Ronaldo Caiado gravou um vídeo enquanto estava internado em São Paulo por causa de uma pneumonia. Na mensagem, pediu votos para Gracinha e Daniel Vilela (MDB) e declarou: “Votando nela, você está votando em mim”. Gracinha havia interrompido a agenda política para acompanhar o marido.
A candidata também foi questionada sobre uma declaração feita em abril deste ano, durante entrevista ao jornalista Jackson Abrão. Na ocasião, ela havia afirmado que, em política, “não se herda voto”. Ao comentar o resultado nas pesquisas, Gracinha atribuiu parte do desempenho aos serviços sociais realizados durante sua atuação como presidente de honra da Organização das Voluntárias de Goiás (OVG).
“Tenho muita honra que ele (Ronaldo Caiado) peça voto para mim”, afirmou. Ela acrescentou que o apoio do marido não seria suficiente para explicar sua posição eleitoral caso não houvesse trabalho social anterior.
Propostas apresentadas
Durante a sabatina, Gracinha detalhou propostas para o combate à violência contra a mulher, a assistência social, a saúde pública e mudanças no Poder Judiciário. Entre as medidas citadas estão o endurecimento da legislação contra crimes de violência de gênero e o confisco de bens de agressores, conforme a gravidade do dano. Os recursos seriam destinados às vítimas e às famílias.

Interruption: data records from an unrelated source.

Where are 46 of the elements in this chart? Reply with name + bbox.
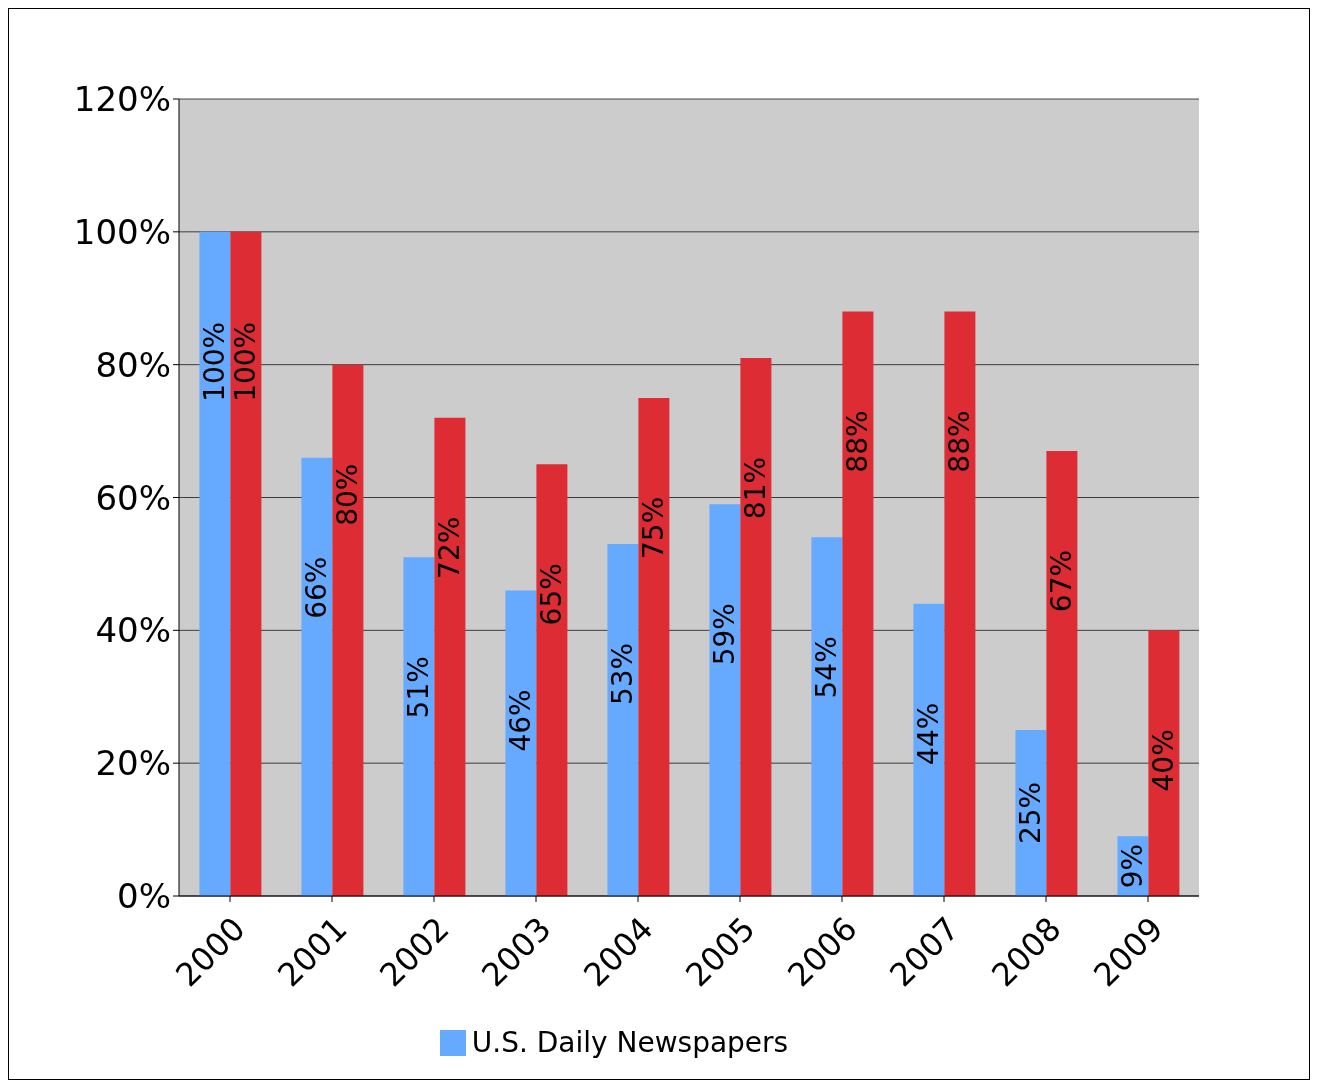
bar (740, 358, 772, 896)
bar (434, 417, 466, 896)
data-label: 59% (708, 603, 742, 666)
y-tick-label: 60% (95, 477, 171, 518)
bar (1046, 451, 1078, 896)
bar (301, 457, 333, 896)
y-tick-label: 120% (73, 79, 171, 120)
data-label: 100% (229, 321, 263, 402)
bar (403, 557, 435, 896)
data-label: 75% (637, 496, 671, 559)
data-label: 66% (300, 556, 334, 619)
y-tick-label: 40% (95, 610, 171, 651)
data-label: 72% (433, 516, 467, 579)
y-tick-label: 80% (95, 344, 171, 385)
legend-label: U.S. Daily Newspapers (471, 1026, 789, 1059)
bar (199, 231, 231, 896)
y-tick-label: 0% (117, 876, 171, 917)
bar (842, 311, 874, 896)
data-label: 81% (739, 456, 773, 520)
data-label: 54% (810, 636, 844, 699)
bar (536, 464, 568, 896)
bar (638, 397, 670, 896)
y-tick-label: 100% (73, 211, 171, 252)
data-label: 88% (841, 410, 875, 473)
data-label: 44% (912, 702, 946, 765)
data-label: 65% (535, 563, 569, 626)
bar (944, 311, 976, 896)
data-label: 9% (1116, 843, 1150, 889)
bar (913, 603, 945, 896)
data-label: 51% (402, 656, 436, 719)
data-label: 100% (198, 321, 232, 402)
bar (607, 543, 639, 896)
data-label: 67% (1045, 549, 1079, 613)
bar (332, 364, 364, 896)
data-label: 88% (943, 410, 977, 473)
bar (811, 537, 843, 896)
data-label: 80% (331, 463, 365, 526)
bar (230, 231, 262, 896)
bar (1148, 630, 1180, 896)
data-label: 53% (606, 642, 640, 706)
bar (505, 590, 537, 896)
data-label: 25% (1014, 781, 1048, 845)
y-tick-label: 20% (95, 743, 171, 784)
data-label: 40% (1147, 729, 1181, 792)
bar (709, 504, 741, 896)
data-label: 46% (504, 689, 538, 752)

A candidata também defendeu mecanismos de suporte financeiro para que mulheres possam denunciar casos de violência doméstica sem medo de ficar sem condições econômicas.
Na área da saúde, Gracinha afirmou que pretende direcionar mais verbas federais a estados e municípios que apresentarem melhores resultados e indicadores. A proposta, segundo ela, usaria o desempenho como incentivo à melhoria dos serviços locais.
Sobre o Supremo Tribunal Federal (STF), defendeu que o Senado reassuma de forma efetiva a fiscalização das condutas e dos atos da Corte. Ela também sugeriu mandatos de 15 anos para os ministros.